Imatinib therapy, which targets the oncogene product BCR-ABL, has transformed chronic myeloid leukemia (CML) from a life-threatening disease into a chronic condition. Most patients, however, harbor residual leukemia cells, and disease recurrence usually occurs when imatinib is discontinued. Although various mechanisms to explain leukemia cell persistence have been proposed, the critical question from a therapeutic standpoint — whether disease persistence is BCR-ABL dependent or independent — has not been answered. Here, we report that human CML stem cells do not depend on BCR-ABL activity for survival and are thus not eliminated by imatinib therapy. Imatinib inhibited BCR-ABL activity to the same degree in all stem (CD34+CD38–, CD133+) and progenitor (CD34+CD38+) cells and in quiescent and cycling progenitors from newly diagnosed CML patients. Although short-term in vitro imatinib treatment reduced the expansion of CML stem/progenitors, cytokine support permitted growth and survival in the absence of BCR-ABL activity that was comparable to that of normal stem/progenitor counterparts. Our findings suggest that primitive CML cells are not oncogene addicted and that therapies that biochemically target BCR-ABL will not eliminate CML stem cells.
Amie S. Corbin, Anupriya Agarwal, Marc Loriaux, Jorge Cortes, Michael W. Deininger, Brian J. Druker
Submitter: Manuela Marega | m.marega@campus.unimib.it
Authors: Luca Mologni, Rocco Piazza, and Carlo Gambacorti-Passerini
University of Milano-Bicocca
Published February 10, 2011
In their recent report (1), Corbin et al. describe the effects of imatinib treatment on CD34+CD38- (defined as HSCs) from newly diagnosed chronic phase patients and demonstrated the survival of these cells to be independent of Bcr/Abl kinase activity.

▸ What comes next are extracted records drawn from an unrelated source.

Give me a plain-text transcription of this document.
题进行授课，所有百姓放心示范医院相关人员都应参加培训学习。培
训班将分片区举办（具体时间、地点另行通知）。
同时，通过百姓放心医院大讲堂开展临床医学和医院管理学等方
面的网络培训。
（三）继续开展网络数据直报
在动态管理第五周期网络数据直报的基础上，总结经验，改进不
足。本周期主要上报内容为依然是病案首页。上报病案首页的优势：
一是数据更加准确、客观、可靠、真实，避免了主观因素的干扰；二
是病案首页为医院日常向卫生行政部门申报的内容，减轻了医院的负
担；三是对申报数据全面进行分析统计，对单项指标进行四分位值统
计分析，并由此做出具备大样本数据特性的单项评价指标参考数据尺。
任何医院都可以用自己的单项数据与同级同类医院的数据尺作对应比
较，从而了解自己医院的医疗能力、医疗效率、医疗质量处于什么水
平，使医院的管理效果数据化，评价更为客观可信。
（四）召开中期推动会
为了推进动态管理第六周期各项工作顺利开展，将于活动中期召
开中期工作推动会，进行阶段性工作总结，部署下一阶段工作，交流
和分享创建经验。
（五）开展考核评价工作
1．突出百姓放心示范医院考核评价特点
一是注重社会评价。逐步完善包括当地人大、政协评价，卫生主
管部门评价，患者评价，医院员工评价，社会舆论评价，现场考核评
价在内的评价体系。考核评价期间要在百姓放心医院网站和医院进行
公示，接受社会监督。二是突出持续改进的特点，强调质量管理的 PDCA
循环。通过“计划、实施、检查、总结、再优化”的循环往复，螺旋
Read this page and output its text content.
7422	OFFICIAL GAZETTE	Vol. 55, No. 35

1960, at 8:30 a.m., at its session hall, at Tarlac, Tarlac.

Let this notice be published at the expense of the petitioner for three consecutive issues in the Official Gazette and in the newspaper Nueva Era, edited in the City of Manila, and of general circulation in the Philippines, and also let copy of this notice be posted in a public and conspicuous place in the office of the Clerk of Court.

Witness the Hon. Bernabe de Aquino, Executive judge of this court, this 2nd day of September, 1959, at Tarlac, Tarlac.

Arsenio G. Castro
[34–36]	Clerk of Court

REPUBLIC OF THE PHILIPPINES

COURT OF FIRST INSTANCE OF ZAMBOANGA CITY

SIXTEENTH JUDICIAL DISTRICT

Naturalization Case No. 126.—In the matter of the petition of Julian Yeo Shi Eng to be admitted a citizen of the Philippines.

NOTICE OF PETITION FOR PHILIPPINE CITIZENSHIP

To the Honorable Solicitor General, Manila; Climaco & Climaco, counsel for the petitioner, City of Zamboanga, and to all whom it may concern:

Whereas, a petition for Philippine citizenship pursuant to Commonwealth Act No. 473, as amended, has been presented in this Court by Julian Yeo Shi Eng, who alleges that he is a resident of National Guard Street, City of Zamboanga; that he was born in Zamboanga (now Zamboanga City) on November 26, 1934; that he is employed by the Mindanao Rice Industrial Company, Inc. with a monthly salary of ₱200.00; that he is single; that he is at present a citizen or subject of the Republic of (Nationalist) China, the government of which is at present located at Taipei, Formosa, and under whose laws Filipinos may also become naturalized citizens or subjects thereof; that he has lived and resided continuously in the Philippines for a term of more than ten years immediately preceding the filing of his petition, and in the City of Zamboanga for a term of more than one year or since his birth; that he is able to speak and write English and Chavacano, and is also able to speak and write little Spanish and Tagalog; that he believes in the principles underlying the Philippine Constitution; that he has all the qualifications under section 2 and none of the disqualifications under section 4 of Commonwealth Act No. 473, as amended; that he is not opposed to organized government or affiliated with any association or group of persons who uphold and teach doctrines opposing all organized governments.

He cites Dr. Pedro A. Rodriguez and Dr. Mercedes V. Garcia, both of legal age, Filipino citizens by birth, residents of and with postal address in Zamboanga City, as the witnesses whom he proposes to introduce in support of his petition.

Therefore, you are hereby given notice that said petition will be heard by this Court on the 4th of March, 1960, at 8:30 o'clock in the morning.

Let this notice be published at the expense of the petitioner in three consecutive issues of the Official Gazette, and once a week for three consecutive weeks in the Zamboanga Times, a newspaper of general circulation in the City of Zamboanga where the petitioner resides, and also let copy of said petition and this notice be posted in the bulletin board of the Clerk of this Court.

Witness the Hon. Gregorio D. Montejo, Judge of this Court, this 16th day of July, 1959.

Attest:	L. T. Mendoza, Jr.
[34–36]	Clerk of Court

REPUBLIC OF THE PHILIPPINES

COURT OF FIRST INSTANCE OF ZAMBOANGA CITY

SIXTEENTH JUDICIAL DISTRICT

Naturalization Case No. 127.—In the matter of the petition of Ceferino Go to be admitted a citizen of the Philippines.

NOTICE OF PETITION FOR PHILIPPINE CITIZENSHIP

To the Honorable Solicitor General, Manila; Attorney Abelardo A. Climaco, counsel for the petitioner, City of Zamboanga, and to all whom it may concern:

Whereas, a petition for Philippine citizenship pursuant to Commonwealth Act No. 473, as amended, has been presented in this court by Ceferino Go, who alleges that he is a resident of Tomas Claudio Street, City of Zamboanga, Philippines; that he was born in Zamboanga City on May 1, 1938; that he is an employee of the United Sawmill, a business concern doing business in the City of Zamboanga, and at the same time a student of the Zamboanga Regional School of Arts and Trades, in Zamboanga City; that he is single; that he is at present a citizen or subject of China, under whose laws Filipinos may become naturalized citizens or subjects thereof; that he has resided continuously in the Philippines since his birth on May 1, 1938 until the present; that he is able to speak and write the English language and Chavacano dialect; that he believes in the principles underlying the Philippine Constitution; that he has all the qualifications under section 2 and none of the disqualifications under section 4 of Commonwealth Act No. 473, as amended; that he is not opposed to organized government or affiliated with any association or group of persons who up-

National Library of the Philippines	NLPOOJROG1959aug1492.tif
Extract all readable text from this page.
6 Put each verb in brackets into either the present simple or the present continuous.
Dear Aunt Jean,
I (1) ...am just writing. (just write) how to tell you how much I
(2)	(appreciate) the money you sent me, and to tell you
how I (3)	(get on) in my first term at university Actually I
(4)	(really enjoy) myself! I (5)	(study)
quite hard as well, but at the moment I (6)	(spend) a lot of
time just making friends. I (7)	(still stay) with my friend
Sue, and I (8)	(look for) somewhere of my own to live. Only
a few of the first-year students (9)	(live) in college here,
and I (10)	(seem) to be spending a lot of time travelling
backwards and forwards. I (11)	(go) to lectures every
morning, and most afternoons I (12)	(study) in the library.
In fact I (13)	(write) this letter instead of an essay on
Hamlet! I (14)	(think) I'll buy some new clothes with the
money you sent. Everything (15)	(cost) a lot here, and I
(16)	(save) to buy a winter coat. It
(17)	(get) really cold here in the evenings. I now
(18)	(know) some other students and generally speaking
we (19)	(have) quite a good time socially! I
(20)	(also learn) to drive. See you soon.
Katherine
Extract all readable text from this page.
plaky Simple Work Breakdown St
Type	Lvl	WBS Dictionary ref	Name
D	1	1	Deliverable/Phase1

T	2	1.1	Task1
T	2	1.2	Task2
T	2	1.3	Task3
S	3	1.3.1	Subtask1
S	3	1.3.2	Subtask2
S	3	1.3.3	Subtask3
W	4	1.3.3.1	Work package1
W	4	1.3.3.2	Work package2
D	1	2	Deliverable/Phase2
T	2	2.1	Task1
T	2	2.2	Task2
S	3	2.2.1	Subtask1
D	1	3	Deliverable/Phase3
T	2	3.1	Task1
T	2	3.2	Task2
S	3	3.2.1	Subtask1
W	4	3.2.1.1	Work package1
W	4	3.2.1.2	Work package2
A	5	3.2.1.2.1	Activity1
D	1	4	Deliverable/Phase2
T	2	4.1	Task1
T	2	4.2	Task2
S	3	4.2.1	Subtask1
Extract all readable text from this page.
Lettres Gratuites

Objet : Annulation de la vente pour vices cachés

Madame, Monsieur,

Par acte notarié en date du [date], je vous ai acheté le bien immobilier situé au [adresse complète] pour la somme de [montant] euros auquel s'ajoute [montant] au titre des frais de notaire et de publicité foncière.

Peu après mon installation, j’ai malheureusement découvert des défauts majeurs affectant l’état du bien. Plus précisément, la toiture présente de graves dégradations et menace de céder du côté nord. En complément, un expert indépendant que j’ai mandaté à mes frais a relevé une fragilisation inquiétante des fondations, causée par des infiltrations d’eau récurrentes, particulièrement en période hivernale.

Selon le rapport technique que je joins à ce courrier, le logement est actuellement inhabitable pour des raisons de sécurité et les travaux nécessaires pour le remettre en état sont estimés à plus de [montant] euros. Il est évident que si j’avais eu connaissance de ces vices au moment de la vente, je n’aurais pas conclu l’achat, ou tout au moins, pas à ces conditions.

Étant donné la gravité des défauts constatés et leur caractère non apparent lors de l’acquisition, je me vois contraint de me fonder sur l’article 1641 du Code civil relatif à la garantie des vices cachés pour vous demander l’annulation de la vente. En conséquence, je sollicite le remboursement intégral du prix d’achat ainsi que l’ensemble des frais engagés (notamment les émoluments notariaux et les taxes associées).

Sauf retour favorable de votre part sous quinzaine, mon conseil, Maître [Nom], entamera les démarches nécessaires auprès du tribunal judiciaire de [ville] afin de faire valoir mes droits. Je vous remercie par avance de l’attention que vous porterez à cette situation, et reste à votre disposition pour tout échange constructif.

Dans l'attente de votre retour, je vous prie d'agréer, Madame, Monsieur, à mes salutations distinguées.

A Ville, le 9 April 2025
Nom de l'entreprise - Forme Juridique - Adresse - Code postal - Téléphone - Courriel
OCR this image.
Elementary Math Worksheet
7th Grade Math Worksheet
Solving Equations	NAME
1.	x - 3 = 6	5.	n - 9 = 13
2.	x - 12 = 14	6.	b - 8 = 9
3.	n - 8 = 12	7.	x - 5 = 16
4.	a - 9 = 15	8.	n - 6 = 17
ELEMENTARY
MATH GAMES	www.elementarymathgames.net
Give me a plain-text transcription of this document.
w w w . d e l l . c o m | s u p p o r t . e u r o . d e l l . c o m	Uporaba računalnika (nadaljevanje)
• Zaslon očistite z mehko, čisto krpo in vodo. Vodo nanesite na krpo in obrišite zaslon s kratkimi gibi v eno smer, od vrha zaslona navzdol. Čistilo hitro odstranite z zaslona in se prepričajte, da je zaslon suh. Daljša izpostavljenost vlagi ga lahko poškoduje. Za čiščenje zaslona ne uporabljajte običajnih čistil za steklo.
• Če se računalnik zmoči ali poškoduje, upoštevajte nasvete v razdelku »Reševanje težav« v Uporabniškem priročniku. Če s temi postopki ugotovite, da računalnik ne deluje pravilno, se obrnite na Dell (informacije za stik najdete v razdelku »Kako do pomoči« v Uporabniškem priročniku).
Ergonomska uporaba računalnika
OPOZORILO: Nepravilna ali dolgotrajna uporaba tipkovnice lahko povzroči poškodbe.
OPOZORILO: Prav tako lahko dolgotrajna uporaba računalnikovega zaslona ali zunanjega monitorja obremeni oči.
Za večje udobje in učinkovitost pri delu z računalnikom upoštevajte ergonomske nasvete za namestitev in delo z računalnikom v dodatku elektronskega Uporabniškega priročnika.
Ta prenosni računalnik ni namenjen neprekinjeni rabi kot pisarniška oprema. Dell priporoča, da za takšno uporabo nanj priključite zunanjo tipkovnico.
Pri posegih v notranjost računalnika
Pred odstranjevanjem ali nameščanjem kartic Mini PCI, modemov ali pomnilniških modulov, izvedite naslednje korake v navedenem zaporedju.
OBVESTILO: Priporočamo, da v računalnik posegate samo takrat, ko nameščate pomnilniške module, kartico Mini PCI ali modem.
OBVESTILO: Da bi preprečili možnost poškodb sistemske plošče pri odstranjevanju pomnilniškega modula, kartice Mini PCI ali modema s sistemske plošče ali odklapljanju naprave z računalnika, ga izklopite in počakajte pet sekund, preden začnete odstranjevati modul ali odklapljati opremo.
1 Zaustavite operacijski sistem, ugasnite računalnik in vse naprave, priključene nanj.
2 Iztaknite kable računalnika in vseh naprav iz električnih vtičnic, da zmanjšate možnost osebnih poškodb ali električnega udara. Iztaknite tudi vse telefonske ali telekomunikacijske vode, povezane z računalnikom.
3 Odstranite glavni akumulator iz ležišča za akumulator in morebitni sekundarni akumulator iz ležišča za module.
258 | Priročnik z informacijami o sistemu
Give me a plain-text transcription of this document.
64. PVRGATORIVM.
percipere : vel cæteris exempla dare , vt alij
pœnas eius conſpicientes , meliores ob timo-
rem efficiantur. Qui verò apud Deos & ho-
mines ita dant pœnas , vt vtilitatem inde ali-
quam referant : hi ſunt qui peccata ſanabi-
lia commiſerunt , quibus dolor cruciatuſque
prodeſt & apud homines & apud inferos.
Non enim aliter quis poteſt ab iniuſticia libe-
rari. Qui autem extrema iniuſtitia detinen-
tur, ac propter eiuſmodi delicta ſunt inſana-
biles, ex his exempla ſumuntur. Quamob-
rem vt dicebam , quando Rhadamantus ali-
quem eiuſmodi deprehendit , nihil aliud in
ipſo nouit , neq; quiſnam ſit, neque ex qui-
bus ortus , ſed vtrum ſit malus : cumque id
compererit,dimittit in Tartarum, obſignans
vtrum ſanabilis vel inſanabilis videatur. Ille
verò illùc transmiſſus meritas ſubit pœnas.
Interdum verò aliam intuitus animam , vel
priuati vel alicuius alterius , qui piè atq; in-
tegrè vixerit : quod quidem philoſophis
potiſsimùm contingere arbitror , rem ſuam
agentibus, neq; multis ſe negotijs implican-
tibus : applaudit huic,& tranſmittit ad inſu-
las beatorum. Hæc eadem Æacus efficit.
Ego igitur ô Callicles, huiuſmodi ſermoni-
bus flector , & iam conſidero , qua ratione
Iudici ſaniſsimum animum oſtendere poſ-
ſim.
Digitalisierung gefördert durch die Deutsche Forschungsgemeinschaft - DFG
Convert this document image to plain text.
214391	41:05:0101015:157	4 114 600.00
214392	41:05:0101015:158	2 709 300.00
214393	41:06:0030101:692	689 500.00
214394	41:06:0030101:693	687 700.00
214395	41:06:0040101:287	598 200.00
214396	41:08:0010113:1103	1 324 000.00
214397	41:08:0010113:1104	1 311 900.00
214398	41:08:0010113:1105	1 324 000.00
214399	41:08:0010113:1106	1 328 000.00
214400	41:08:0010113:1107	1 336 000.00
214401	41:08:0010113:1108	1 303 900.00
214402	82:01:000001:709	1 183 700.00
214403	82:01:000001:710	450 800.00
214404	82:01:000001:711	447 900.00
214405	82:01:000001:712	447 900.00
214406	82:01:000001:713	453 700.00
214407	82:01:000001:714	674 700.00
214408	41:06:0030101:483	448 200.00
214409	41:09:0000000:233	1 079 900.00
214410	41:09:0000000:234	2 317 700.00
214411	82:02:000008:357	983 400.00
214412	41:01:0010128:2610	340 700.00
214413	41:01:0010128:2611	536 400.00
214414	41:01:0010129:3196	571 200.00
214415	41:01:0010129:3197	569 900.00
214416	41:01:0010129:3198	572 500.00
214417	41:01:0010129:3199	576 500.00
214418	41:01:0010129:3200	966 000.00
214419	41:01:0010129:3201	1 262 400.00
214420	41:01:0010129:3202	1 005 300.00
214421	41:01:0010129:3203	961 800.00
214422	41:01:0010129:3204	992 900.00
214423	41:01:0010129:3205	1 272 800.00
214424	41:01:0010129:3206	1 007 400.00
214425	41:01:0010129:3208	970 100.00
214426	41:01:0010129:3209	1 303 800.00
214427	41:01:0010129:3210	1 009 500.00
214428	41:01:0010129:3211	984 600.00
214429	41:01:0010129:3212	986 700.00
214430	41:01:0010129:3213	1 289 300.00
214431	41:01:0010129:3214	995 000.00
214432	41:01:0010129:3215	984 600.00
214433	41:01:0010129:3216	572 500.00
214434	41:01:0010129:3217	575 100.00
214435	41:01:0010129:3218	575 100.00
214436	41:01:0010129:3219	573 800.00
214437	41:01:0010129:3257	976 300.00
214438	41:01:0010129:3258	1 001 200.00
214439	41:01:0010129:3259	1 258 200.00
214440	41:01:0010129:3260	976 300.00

We feel that an important piece of information is missing, i.e. the percent Bcr/Abl+ cells within the HSC compartment. The authors detected no change in Ph-positivity in the unsorted Lin- pool after treatment with imatinib, compared to untreated cells, counting about 100% Ph+ cells by FISH. However, they did not verify the percentage of Bcr/Abl in the CD34+CD38- cell fraction. It is important to verify the percentage of Ph+ cells, not only the activity, since the lack of biological activity observed after Bcr/Abl inhibition could be due to a low percent of these cells inside the HSC population. At the last ASH meeting, Mustjoki et all. showed high variability of percent Ph+ cells in the CD34+CD38- population: the proportion of Ph+ cells was significantly lower in the more primitive CD34+CD38- fraction compared to CD34+CD38+ fraction and unfractionated BM (79%, 96% and 96%, respectively). The range of Ph+ stem cells at the time of diagnosis varied from 1 to 100%. The knowledge of how many of the CD34+CD38- cells are Ph+ (i.e. true imatinib targets) would permit better interpretation of the biological data. Another recent Letter to the Editor (2) showed that the proportion of Ph+ cells decreased in the CD34+CD38- cell fraction of CP patients after treatment with TKIs, in contrast to in vitro data showing resistance of CD34+CD38- cells to TKI therapy. In addition, IL1RAP could represent a marker for Ph+ CD34+CD38-: the expression of this receptor correlates with the positivity for Philadelphia chromosome in HSCs and could be useful to evaluate the number of Ph+ CD34+CD38- (3).